But before his big-screen appearances, the stand-up comedian grew up in a household where the most common subject was psychology: his mother was a psychologist, his older sister was a psychologist and he himself was “fascinated with criminal psychology and industrial organizational psychology.”
Miller said he enjoys watching people’s behavior and analyzing them, which happens to tie into his comedic profession that began in 2003.
“That’s really what comedy is,” he said. “You’re analyzing everything around you.”
Miller began his journey in the comedy world during his college years at George Washington University in Washington, D.C. where he was part of the on-campus improv group called ‘receSs.’
“For some reason when I was there, there just happened to be an incredible group of people who now work in Hollywood,” Miller said. “For whatever reason, it was this epicenter of comedians and college comedy.”
With the improv group, Miller had the opportunity to go to the National College Comedy Festival at Skidmore College.
“We were already sort of one of the two favorite college comedy groups, the other one being Cornell, and that’s when I started doing that and I really, really, really felt like that was what I wanted to do for a living,” he said about his experience in the festival.
After his sophomore year of college, Miller thought he could pursue comedy and likely do it as a vocation.
He traveled to Chicago the summer of his junior year to attempt standup; post-college, he called the Windy City his home.
“It was like a pilgrimage to Chicago for the improv comedy scene, and I started there and eventually I got bookings,” he said.
For students interested in joining the comedy world, Miller suggests doing comedy in college and watching it as much as possible.

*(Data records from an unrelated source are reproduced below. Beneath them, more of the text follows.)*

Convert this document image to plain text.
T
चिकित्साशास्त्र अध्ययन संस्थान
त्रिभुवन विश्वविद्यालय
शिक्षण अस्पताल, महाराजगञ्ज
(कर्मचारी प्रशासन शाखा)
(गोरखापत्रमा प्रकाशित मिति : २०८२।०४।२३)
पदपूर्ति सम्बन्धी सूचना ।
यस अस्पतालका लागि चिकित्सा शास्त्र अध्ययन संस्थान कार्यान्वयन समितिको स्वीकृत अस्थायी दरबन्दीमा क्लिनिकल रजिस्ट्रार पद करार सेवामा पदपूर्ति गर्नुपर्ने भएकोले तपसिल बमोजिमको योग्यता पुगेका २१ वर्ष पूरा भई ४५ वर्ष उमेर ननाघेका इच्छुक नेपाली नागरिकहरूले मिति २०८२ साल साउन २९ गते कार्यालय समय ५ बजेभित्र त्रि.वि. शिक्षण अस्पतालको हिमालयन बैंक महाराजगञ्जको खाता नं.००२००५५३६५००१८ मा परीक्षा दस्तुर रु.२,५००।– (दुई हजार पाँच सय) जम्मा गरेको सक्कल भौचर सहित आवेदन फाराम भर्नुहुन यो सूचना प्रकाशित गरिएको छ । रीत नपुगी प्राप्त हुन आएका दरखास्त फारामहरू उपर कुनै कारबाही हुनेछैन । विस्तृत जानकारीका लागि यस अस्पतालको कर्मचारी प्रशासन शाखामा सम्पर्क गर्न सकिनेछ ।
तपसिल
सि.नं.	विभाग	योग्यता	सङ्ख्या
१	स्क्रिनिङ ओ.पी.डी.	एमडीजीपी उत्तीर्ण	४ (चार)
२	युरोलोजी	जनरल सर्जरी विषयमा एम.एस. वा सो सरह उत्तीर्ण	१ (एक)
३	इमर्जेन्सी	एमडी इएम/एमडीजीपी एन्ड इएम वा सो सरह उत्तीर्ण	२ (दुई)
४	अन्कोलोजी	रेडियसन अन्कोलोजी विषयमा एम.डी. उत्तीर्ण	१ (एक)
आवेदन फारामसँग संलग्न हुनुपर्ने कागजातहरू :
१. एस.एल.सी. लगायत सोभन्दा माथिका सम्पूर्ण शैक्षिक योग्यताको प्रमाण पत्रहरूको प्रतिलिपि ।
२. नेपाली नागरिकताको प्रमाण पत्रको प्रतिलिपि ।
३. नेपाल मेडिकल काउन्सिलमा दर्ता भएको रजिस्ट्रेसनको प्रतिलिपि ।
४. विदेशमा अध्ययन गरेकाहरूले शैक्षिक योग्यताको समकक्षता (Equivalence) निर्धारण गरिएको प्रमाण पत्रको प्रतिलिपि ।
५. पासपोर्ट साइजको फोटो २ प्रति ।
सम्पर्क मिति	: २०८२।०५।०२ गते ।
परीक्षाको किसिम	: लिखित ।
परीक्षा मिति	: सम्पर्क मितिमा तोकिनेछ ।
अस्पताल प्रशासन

“I watched so much live comedy and so much comedy on television and now with YouTube, you can watch hours and hours of comedy,” Miller said. “Then when you feel you’ve really immersed yourself in it, then start doing it. For people who want to be stand-up comics, you just have to do it. Go to an open mic and start doing it.”

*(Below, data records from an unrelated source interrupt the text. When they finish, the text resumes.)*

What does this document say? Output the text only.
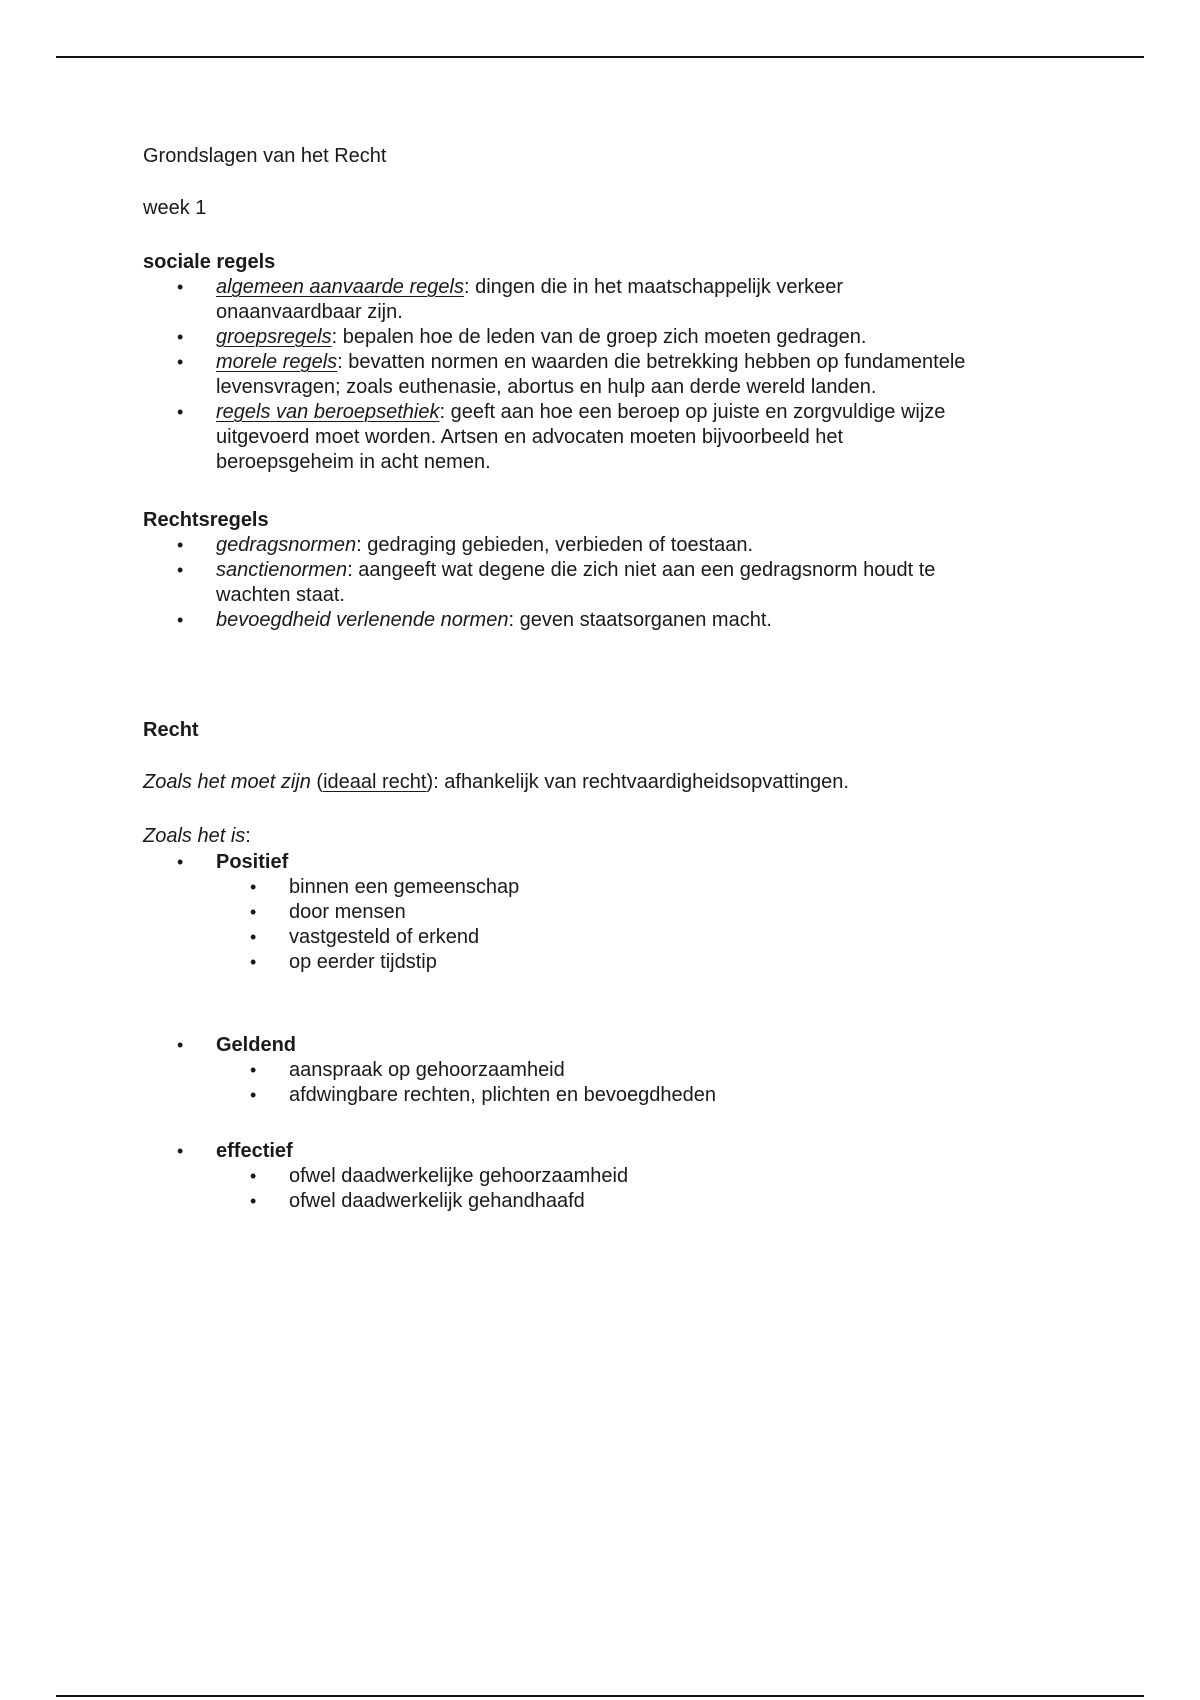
Grondslagen van het Recht
week 1
sociale regels
• algemeen aanvaarde regels: dingen die in het maatschappelijk verkeer
onaanvaardbaar zijn.
• groepsregels: bepalen hoe de leden van de groep zich moeten gedragen.
• morele regels: bevatten normen en waarden die betrekking hebben op fundamentele
levensvragen; zoals euthenasie, abortus en hulp aan derde wereld landen.
• regels van beroepsethiek: geeft aan hoe een beroep op juiste en zorgvuldige wijze
uitgevoerd moet worden. Artsen en advocaten moeten bijvoorbeeld het
beroepsgeheim in acht nemen.
Rechtsregels
• gedragsnormen: gedraging gebieden, verbieden of toestaan.
• sanctienormen: aangeeft wat degene die zich niet aan een gedragsnorm houdt te
wachten staat.
• bevoegdheid verlenende normen: geven staatsorganen macht.
Recht
Zoals het moet zijn (ideaal recht): afhankelijk van rechtvaardigheidsopvattingen.
Zoals het is:
• Positief
• binnen een gemeenschap
• door mensen
• vastgesteld of erkend
• op eerder tijdstip
• Geldend
• aanspraak op gehoorzaamheid
• afdwingbare rechten, plichten en bevoegdheden
• effectief
• ofwel daadwerkelijke gehoorzaamheid
• ofwel daadwerkelijk gehandhaafd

As for what audience members can expect at one of his shows, Miller said “interaction.”
“The audience, by the end of the show, will feel like they are a really good friend of mine whom I keep asking to borrow money from,” he said.

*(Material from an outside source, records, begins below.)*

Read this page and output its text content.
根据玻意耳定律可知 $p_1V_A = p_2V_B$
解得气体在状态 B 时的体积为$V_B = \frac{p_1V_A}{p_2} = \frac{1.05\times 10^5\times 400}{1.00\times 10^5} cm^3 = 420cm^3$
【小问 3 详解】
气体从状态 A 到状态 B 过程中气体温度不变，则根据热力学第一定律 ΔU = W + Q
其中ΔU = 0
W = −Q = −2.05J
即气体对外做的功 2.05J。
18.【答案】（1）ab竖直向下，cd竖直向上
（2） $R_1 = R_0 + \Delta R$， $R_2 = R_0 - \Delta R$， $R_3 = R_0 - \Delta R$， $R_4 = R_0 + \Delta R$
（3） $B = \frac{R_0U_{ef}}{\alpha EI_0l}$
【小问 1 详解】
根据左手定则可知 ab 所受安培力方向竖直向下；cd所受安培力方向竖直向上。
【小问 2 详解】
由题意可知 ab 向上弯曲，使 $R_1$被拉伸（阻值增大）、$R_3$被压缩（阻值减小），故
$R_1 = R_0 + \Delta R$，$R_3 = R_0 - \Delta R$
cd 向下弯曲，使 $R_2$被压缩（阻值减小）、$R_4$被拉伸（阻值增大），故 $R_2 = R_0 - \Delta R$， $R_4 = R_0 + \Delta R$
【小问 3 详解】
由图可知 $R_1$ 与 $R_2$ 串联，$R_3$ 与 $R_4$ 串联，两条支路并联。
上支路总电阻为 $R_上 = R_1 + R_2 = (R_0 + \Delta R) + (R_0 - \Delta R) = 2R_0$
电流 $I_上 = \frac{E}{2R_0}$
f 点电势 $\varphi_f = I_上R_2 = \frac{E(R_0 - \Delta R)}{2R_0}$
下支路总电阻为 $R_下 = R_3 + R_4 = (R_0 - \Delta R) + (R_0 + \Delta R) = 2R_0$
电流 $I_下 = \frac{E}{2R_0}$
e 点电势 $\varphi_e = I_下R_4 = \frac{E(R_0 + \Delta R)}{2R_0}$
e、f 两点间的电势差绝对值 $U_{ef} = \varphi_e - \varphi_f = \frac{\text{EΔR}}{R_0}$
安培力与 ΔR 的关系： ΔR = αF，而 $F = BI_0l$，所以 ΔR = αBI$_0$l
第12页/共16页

Journalism freshman Lupita Rodriguez said Miller is one of the reasons she started watching “Chelsea Lately.”
“He was so funny in ‘She’s Out of My League’ that when I found out he was actually doing stuff on ‘Chelsea Lately,’ that’s kind of when I got into learning about comedians,” she said.
Rodriguez said Miller has a lot of charisma and feels that he’s very real when it comes to his standups.
Miller’s show is from 9 to 11 p.m. and is free with a Cal Poly ID.